Something new came into being. Something new always comes into being - nature abhors a vacuum.
The sort of cultural shift I'm describing - this "big picture" - is not at all unlike the one world culture is experiencing today. Our world is changing in far-reaching ways - ways that are already impacting all of us - have been for a long time. This makes what Jesus has to say very contemporary, as much as it helps explain why some folk are responding in the way they are, with a sort of cultural survivalist mentality.
Here's what Jesus said. Firstly, "Don't ask "When?", it's the wrong question - if you do you make yourselves vulnerable to those who would lead you astray."
A better question or questions, Jesus implied, go like this: "What will the new age look like, and how can we prepare?" Jesus' response elsewhere (actually the very first think Mark quotes him as saying in Chapter 1) is: "You need to change the way you are living" (where "repent" means "take a new direction"). The question is not "when", as in "when will the reign of God begin?" It has already begun.
That's when we get to the lists: "Wars..rumor of wars, earthquakes, famines, the sun being darkened..." and so on. All of these things were contemporary realities for Jesus' hearers, they had happened in their living memory. In other words, "the change has already begun".

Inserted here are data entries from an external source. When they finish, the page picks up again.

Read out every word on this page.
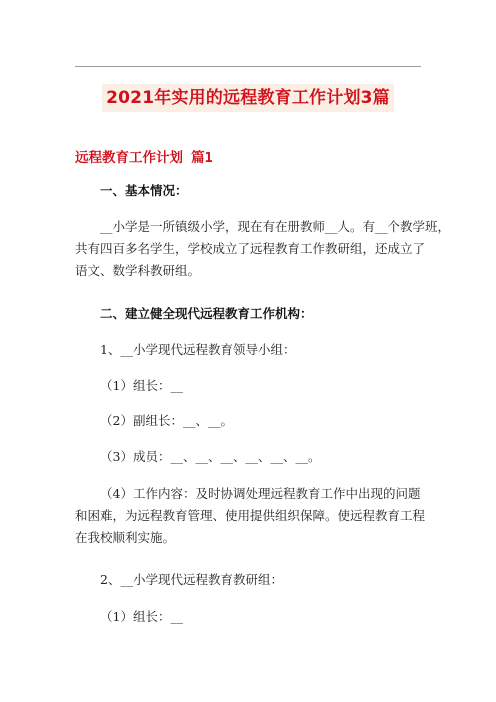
2021年实用的远程教育工作计划3篇
远程教育工作计划 篇1
一、基本情况：
__小学是一所镇级小学，现在有在册教师__人。有__个教学班，
共有四百多名学生，学校成立了远程教育工作教研组，还成立了
语文、数学科教研组。
二、建立健全现代远程教育工作机构：
1、__小学现代远程教育领导小组：
（1）组长：__
（2）副组长：__、__。
（3）成员：__、__、__、__、__、__。
（4）工作内容：及时协调处理远程教育工作中出现的问题
和困难，为远程教育管理、使用提供组织保障。使远程教育工程
在我校顺利实施。
2、__小学现代远程教育教研组：
（1）组长：__
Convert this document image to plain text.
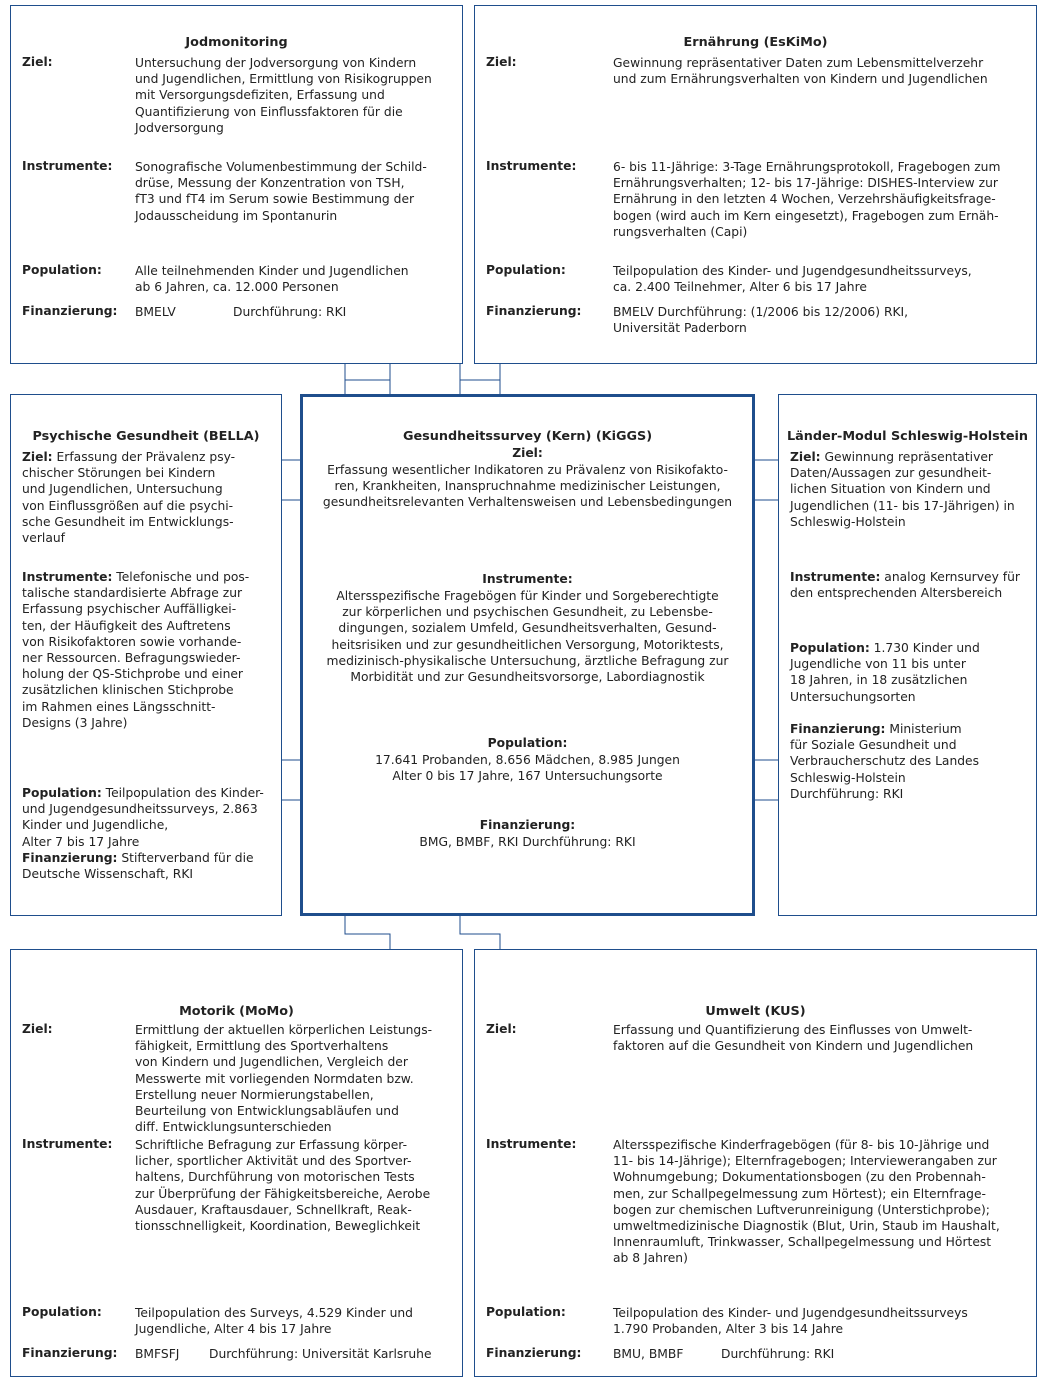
Jodmonitoring
Ziel:	Untersuchung der Jodversorgung von Kindern
und Jugendlichen, Ermittlung von Risikogruppen
mit Versorgungsdefiziten, Erfassung und
Quantifizierung von Einflussfaktoren für die
Jodversorgung
Instrumente: Sonografische Volumenbestimmung der Schild-
drüse, Messung der Konzentration von TSH,
fT3 und fT4 im Serum sowie Bestimmung der
Jodausscheidung im Spontanurin
Population:	Alle teilnehmenden Kinder und Jugendlichen
ab 6 Jahren, ca. 12.000 Personen
Finanzierung: BMELV	Durchführung: RKI
Ernährung (EsKiMo)
Ziel:	Gewinnung repräsentativer Daten zum Lebensmittelverzehr
und zum Ernährungsverhalten von Kindern und Jugendlichen
Instrumente:	6- bis 11-Jährige: 3-Tage Ernährungsprotokoll, Fragebogen zum
Ernährungsverhalten; 12- bis 17-Jährige: DISHES-Interview zur
Ernährung in den letzten 4 Wochen, Verzehrshäufigkeitsfrage-
bogen (wird auch im Kern eingesetzt), Fragebogen zum Ernäh-
rungsverhalten (Capi)
Population:	Teilpopulation des Kinder- und Jugendgesundheitssurveys,
ca. 2.400 Teilnehmer, Alter 6 bis 17 Jahre
Finanzierung:	BMELV Durchführung: (1/2006 bis 12/2006) RKI,
Universität Paderborn
Psychische Gesundheit (BELLA)
Ziel: Erfassung der Prävalenz psy-
chischer Störungen bei Kindern
und Jugendlichen, Untersuchung
von Einflussgrößen auf die psychi-
sche Gesundheit im Entwicklungs-
verlauf
Instrumente: Telefonische und pos-
talische standardisierte Abfrage zur
Erfassung psychischer Auffälligkei-
ten, der Häufigkeit des Auftretens
von Risikofaktoren sowie vorhande-
ner Ressourcen. Befragungswieder-
holung der QS-Stichprobe und einer
zusätzlichen klinischen Stichprobe
im Rahmen eines Längsschnitt-
Designs (3 Jahre)
Population: Teilpopulation des Kinder-
und Jugendgesundheitssurveys, 2.863
Kinder und Jugendliche,
Alter 7 bis 17 Jahre
Finanzierung: Stifterverband für die
Deutsche Wissenschaft, RKI
Gesundheitssurvey (Kern) (KiGGS)
Ziel:
Erfassung wesentlicher Indikatoren zu Prävalenz von Risikofakto-
ren, Krankheiten, Inanspruchnahme medizinischer Leistungen,
gesundheitsrelevanten Verhaltensweisen und Lebensbedingungen
Instrumente:
Altersspezifische Fragebögen für Kinder und Sorgeberechtigte
zur körperlichen und psychischen Gesundheit, zu Lebensbe-
dingungen, sozialem Umfeld, Gesundheitsverhalten, Gesund-
heitsrisiken und zur gesundheitlichen Versorgung, Motoriktests,
medizinisch-physikalische Untersuchung, ärztliche Befragung zur
Morbidität und zur Gesundheitsvorsorge, Labordiagnostik
Population:
17.641 Probanden, 8.656 Mädchen, 8.985 Jungen
Alter 0 bis 17 Jahre, 167 Untersuchungsorte
Finanzierung:
BMG, BMBF, RKI Durchführung: RKI
Länder-Modul Schleswig-Holstein
Ziel: Gewinnung repräsentativer
Daten/Aussagen zur gesundheit-
lichen Situation von Kindern und
Jugendlichen (11- bis 17-Jährigen) in
Schleswig-Holstein
Instrumente: analog Kernsurvey für
den entsprechenden Altersbereich
Population: 1.730 Kinder und
Jugendliche von 11 bis unter
18 Jahren, in 18 zusätzlichen
Untersuchungsorten
Finanzierung: Ministerium
für Soziale Gesundheit und
Verbraucherschutz des Landes
Schleswig-Holstein
Durchführung: RKI
Motorik (MoMo)
Ziel:	Ermittlung der aktuellen körperlichen Leistungs-
fähigkeit, Ermittlung des Sportverhaltens
von Kindern und Jugendlichen, Vergleich der
Messwerte mit vorliegenden Normdaten bzw.
Erstellung neuer Normierungstabellen,
Beurteilung von Entwicklungsabläufen und
diff. Entwicklungsunterschieden
Instrumente: Schriftliche Befragung zur Erfassung körper-
licher, sportlicher Aktivität und des Sportver-
haltens, Durchführung von motorischen Tests
zur Überprüfung der Fähigkeitsbereiche, Aerobe
Ausdauer, Kraftausdauer, Schnellkraft, Reak-
tionsschnelligkeit, Koordination, Beweglichkeit
Population:	Teilpopulation des Surveys, 4.529 Kinder und
Jugendliche, Alter 4 bis 17 Jahre
Finanzierung: BMFSFJ Durchführung: Universität Karlsruhe
Umwelt (KUS)
Ziel:	Erfassung und Quantifizierung des Einflusses von Umwelt-
faktoren auf die Gesundheit von Kindern und Jugendlichen
Instrumente:	Altersspezifische Kinderfragebögen (für 8- bis 10-Jährige und
11- bis 14-Jährige); Elternfragebogen; Interviewerangaben zur
Wohnumgebung; Dokumentationsbogen (zu den Probennah-
men, zur Schallpegelmessung zum Hörtest); ein Elternfrage-
bogen zur chemischen Luftverunreinigung (Unterstichprobe);
umweltmedizinische Diagnostik (Blut, Urin, Staub im Haushalt,
Innenraumluft, Trinkwasser, Schallpegelmessung und Hörtest
ab 8 Jahren)
Population:	Teilpopulation des Kinder- und Jugendgesundheitssurveys
1.790 Probanden, Alter 3 bis 14 Jahre
Finanzierung:	BMU, BMBF	Durchführung: RKI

So part of the Christian message in all of this is this: none of this is new.....don't be alarmed...don't be anxious about all this....hope is not lost, Good Friday is not the final word, the recession is not the end, Boeing leaving town is not the last word, the death of a loved one or the end of a relationship is not the final response of God to humanity. Rather, it is at times like these
that we often re-evaluate, re-examine our lives, ask ourselves if we're living the way we want to, if we're willing to embrace the journey, look for the love amid the loss, if we're living with integrity.
It's an open invitation to consider our direction and to choose intentionally to re-orient our lives as a result - which is one of the more profound meanings of the word translated as "repentance".
In the end, there is a new beginning. We are invited, as we begin this new Sacred Cycle, to ask, "how can we prepare?" and then to embrace the new possibilities that are waiting for us in this new world that's coming upon us. For after all, we have little choice about what's coming - our choice lies in how we respond. Is it to be that we see only the endings and get hung up in depressive mourning, the retreat into some cultural or religious castle where we fend off all those others "not like us" and look back with envy at the supposed "halcyon days of yore", or will we see the new possibilities, the new beginnings present in these 'birth pangs'; will we embrace them with joy as part of God's continuing gifts to us?
That is our contemporary challenge as human beings and as people of faith. Amen.